Brad Biggs at the Chicago Tribune describes the action just after half time yesterday after the Bears began with a successful onsides kick:
“The Bears took over on their own 47-yard line with a chance to score and make it a field goal game. Three plays later, veteran defensive end Brian Robison swiped Kyle Long’s hands and sacked Jay Cutler to force a fumble, the second straight game a defender has come from Cutler’s right to force a turnover.
“‘It was a huge play for us,’ Robison said. ‘You definitely want to try and change the momentum back.’
“With good field position, the Vikings scored quickly as Stefon Diggs came across the middle and wasn’t accounted for in coverage (how many times have we seen that in the past month?) for a 33-yard touchdown. What could have become a 3-point game was a 24-7 game. “
The look that Cutler gave Long after this play (above) pretty much said it all.
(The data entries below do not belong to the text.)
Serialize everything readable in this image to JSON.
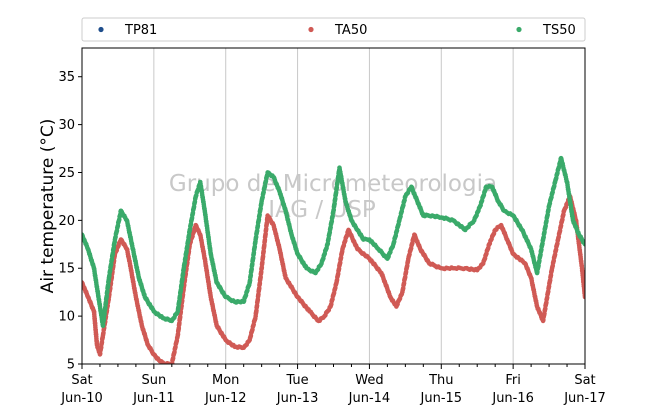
{
  "chart_data": {
    "type": "scatter",
    "ylabel": "Air temperature (°C)",
    "xlabel": "",
    "ylim": [
      5,
      38
    ],
    "xlim": [
      "2017-06-10 00:00",
      "2017-06-17 00:00"
    ],
    "yticks": [
      5,
      10,
      15,
      20,
      25,
      30,
      35
    ],
    "xticks": [
      {
        "day": "Sat",
        "date": "Jun-10"
      },
      {
        "day": "Sun",
        "date": "Jun-11"
      },
      {
        "day": "Mon",
        "date": "Jun-12"
      },
      {
        "day": "Tue",
        "date": "Jun-13"
      },
      {
        "day": "Wed",
        "date": "Jun-14"
      },
      {
        "day": "Thu",
        "date": "Jun-15"
      },
      {
        "day": "Fri",
        "date": "Jun-16"
      },
      {
        "day": "Sat",
        "date": "Jun-17"
      }
    ],
    "grid": "vertical at day ticks",
    "legend_position": "top, above plot, 3 columns",
    "watermark": [
      "Grupo de Micrometeorologia",
      "IAG / USP"
    ],
    "series": [
      {
        "name": "TP81",
        "color": "#1f4e8c",
        "x": [],
        "y": []
      },
      {
        "name": "TA50",
        "color": "#d05a55",
        "x": [
          "2017-06-10 00:00",
          "2017-06-10 02:00",
          "2017-06-10 04:00",
          "2017-06-10 05:00",
          "2017-06-10 06:00",
          "2017-06-10 07:00",
          "2017-06-10 09:00",
          "2017-06-10 11:00",
          "2017-06-10 13:00",
          "2017-06-10 15:00",
          "2017-06-10 16:00",
          "2017-06-10 18:00",
          "2017-06-10 20:00",
          "2017-06-10 22:00",
          "2017-06-11 00:00",
          "2017-06-11 02:00",
          "2017-06-11 04:00",
          "2017-06-11 06:00",
          "2017-06-11 08:00",
          "2017-06-11 10:00",
          "2017-06-11 12:00",
          "2017-06-11 14:00",
          "2017-06-11 15:30",
          "2017-06-11 17:00",
          "2017-06-11 19:00",
          "2017-06-11 21:00",
          "2017-06-12 00:00",
          "2017-06-12 03:00",
          "2017-06-12 06:00",
          "2017-06-12 08:00",
          "2017-06-12 10:00",
          "2017-06-12 12:00",
          "2017-06-12 14:00",
          "2017-06-12 16:00",
          "2017-06-12 18:00",
          "2017-06-12 20:00",
          "2017-06-13 00:00",
          "2017-06-13 04:00",
          "2017-06-13 07:00",
          "2017-06-13 09:00",
          "2017-06-13 11:00",
          "2017-06-13 13:00",
          "2017-06-13 15:00",
          "2017-06-13 17:00",
          "2017-06-13 20:00",
          "2017-06-14 00:00",
          "2017-06-14 04:00",
          "2017-06-14 07:00",
          "2017-06-14 09:00",
          "2017-06-14 11:00",
          "2017-06-14 13:00",
          "2017-06-14 15:00",
          "2017-06-14 17:00",
          "2017-06-14 20:00",
          "2017-06-15 00:00",
          "2017-06-15 04:00",
          "2017-06-15 08:00",
          "2017-06-15 12:00",
          "2017-06-15 14:00",
          "2017-06-15 16:00",
          "2017-06-15 18:00",
          "2017-06-15 20:00",
          "2017-06-15 22:00",
          "2017-06-16 00:00",
          "2017-06-16 04:00",
          "2017-06-16 06:00",
          "2017-06-16 08:00",
          "2017-06-16 10:00",
          "2017-06-16 13:00",
          "2017-06-16 15:00",
          "2017-06-16 17:00",
          "2017-06-16 19:00",
          "2017-06-16 21:00",
          "2017-06-16 23:00",
          "2017-06-17 00:00"
        ],
        "y": [
          13.5,
          12.0,
          10.5,
          7.0,
          6.0,
          8.0,
          12.0,
          16.5,
          18.0,
          17.0,
          15.5,
          12.0,
          9.0,
          7.0,
          6.0,
          5.3,
          5.0,
          5.0,
          8.0,
          13.0,
          17.5,
          19.5,
          18.5,
          16.0,
          12.0,
          9.0,
          7.5,
          6.8,
          6.7,
          7.5,
          10.0,
          15.0,
          20.5,
          19.5,
          17.0,
          14.0,
          12.0,
          10.5,
          9.5,
          10.0,
          11.0,
          13.5,
          17.0,
          19.0,
          17.0,
          16.0,
          14.5,
          12.0,
          11.0,
          12.5,
          16.0,
          18.5,
          17.0,
          15.5,
          15.0,
          15.0,
          15.0,
          14.8,
          15.5,
          17.5,
          19.0,
          19.5,
          18.0,
          16.5,
          15.5,
          14.0,
          11.0,
          9.5,
          15.0,
          18.0,
          21.0,
          22.5,
          20.0,
          15.0,
          12.0
        ]
      },
      {
        "name": "TS50",
        "color": "#3aaa6a",
        "x": [
          "2017-06-10 00:00",
          "2017-06-10 02:00",
          "2017-06-10 04:00",
          "2017-06-10 05:30",
          "2017-06-10 07:00",
          "2017-06-10 09:00",
          "2017-06-10 11:00",
          "2017-06-10 13:00",
          "2017-06-10 15:00",
          "2017-06-10 17:00",
          "2017-06-10 19:00",
          "2017-06-10 21:00",
          "2017-06-11 00:00",
          "2017-06-11 03:00",
          "2017-06-11 06:00",
          "2017-06-11 08:00",
          "2017-06-11 10:00",
          "2017-06-11 12:00",
          "2017-06-11 14:00",
          "2017-06-11 15:30",
          "2017-06-11 17:00",
          "2017-06-11 19:00",
          "2017-06-11 21:00",
          "2017-06-12 00:00",
          "2017-06-12 03:00",
          "2017-06-12 06:00",
          "2017-06-12 08:00",
          "2017-06-12 10:00",
          "2017-06-12 12:00",
          "2017-06-12 14:00",
          "2017-06-12 16:00",
          "2017-06-12 18:00",
          "2017-06-12 20:00",
          "2017-06-12 22:00",
          "2017-06-13 00:00",
          "2017-06-13 03:00",
          "2017-06-13 06:00",
          "2017-06-13 08:00",
          "2017-06-13 10:00",
          "2017-06-13 12:00",
          "2017-06-13 14:00",
          "2017-06-13 16:00",
          "2017-06-13 18:00",
          "2017-06-13 20:00",
          "2017-06-13 22:00",
          "2017-06-14 00:00",
          "2017-06-14 03:00",
          "2017-06-14 06:00",
          "2017-06-14 08:00",
          "2017-06-14 10:00",
          "2017-06-14 12:00",
          "2017-06-14 14:00",
          "2017-06-14 16:00",
          "2017-06-14 18:00",
          "2017-06-14 21:00",
          "2017-06-15 00:00",
          "2017-06-15 04:00",
          "2017-06-15 08:00",
          "2017-06-15 11:00",
          "2017-06-15 13:00",
          "2017-06-15 15:00",
          "2017-06-15 17:00",
          "2017-06-15 19:00",
          "2017-06-15 21:00",
          "2017-06-16 00:00",
          "2017-06-16 03:00",
          "2017-06-16 06:00",
          "2017-06-16 08:00",
          "2017-06-16 10:00",
          "2017-06-16 12:00",
          "2017-06-16 14:00",
          "2017-06-16 16:00",
          "2017-06-16 18:00",
          "2017-06-16 20:00",
          "2017-06-16 22:00",
          "2017-06-17 00:00"
        ],
        "y": [
          18.5,
          17.0,
          15.0,
          12.0,
          9.0,
          14.0,
          18.0,
          21.0,
          20.0,
          17.0,
          14.0,
          12.0,
          10.5,
          9.8,
          9.5,
          10.5,
          15.0,
          19.0,
          22.5,
          24.0,
          21.0,
          16.5,
          13.5,
          12.0,
          11.5,
          11.5,
          13.5,
          18.0,
          22.0,
          25.0,
          24.5,
          23.0,
          21.0,
          18.5,
          16.5,
          15.0,
          14.5,
          15.5,
          17.5,
          21.0,
          25.5,
          22.0,
          20.0,
          19.0,
          18.0,
          18.0,
          17.0,
          16.0,
          17.5,
          20.0,
          22.5,
          23.5,
          22.0,
          20.5,
          20.5,
          20.3,
          20.0,
          19.0,
          20.0,
          21.5,
          23.5,
          23.5,
          22.0,
          21.0,
          20.5,
          19.0,
          17.0,
          14.5,
          18.0,
          21.5,
          24.0,
          26.5,
          24.0,
          20.0,
          18.5,
          17.5
        ]
      }
    ]
  }
}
There’s a certain amount of frustration building over Long’s play for a number of reasons.
A quick look at the Bears roster shows me these offensive linemen:
Vladimir Ducasse, G
Patrick Omameh, G
Matt Slauson, G
Nick Becton, T
Jermon Bushrod, T
Tayo Fabuluje, T
Charles Leno, T
Kyle Long, T
Hroniss Grasu, C
At tackle the Bears have the experienced Bushrod, who could be back to being a starter-quality left tackle as his back heals up. They also have Leno, who is developing into a quality left tackle and may take Bushrod’s place. In that case, Bushrod could play either side. And finally there’s Fabuluje, who has wonderful athleticism and quick feet that might make him valuable on either side (probably the right) with a year of development.
Taken together with Long, the Bears have a glut of good tackles. Long’s absence at guard, on the other hand, has made that situation problematic. Slauson is solid on the left but Omameh misses too assignments and allows too many sacks. Ducasse, whose habit of committing penalties made the overall team problem with this even worse, wasn’t even good enough to hold off Omameh in competition for the right spot. Neither option is really good enough to be a back up much less a starter.
I’m willing to be patient with Long and let him have this year and the offseason to develop. I’m willing to take the coaches’ word and that of most of the members of the media that he’s got the talent to play the tackle position. If the Bears were short at tackle, I probably wouldn’t even be questioning the decision to put him there. But its tough to watch the Bears struggle at guard when they’ve got a more tackles than they know what to do with.
Given all of the above, you’d hate to think the Bears turned a Pro Bowl guard into an average to below average tackle. I wouldn’t like to see them yanking Long around without giving him one position to work at. But I’m continuing to wonder if leaving him at right guard at the beginning of the season wasn’t the best thing to do long-term. And I’m starting to wonder if moving him back wouldn’t be best for everyone.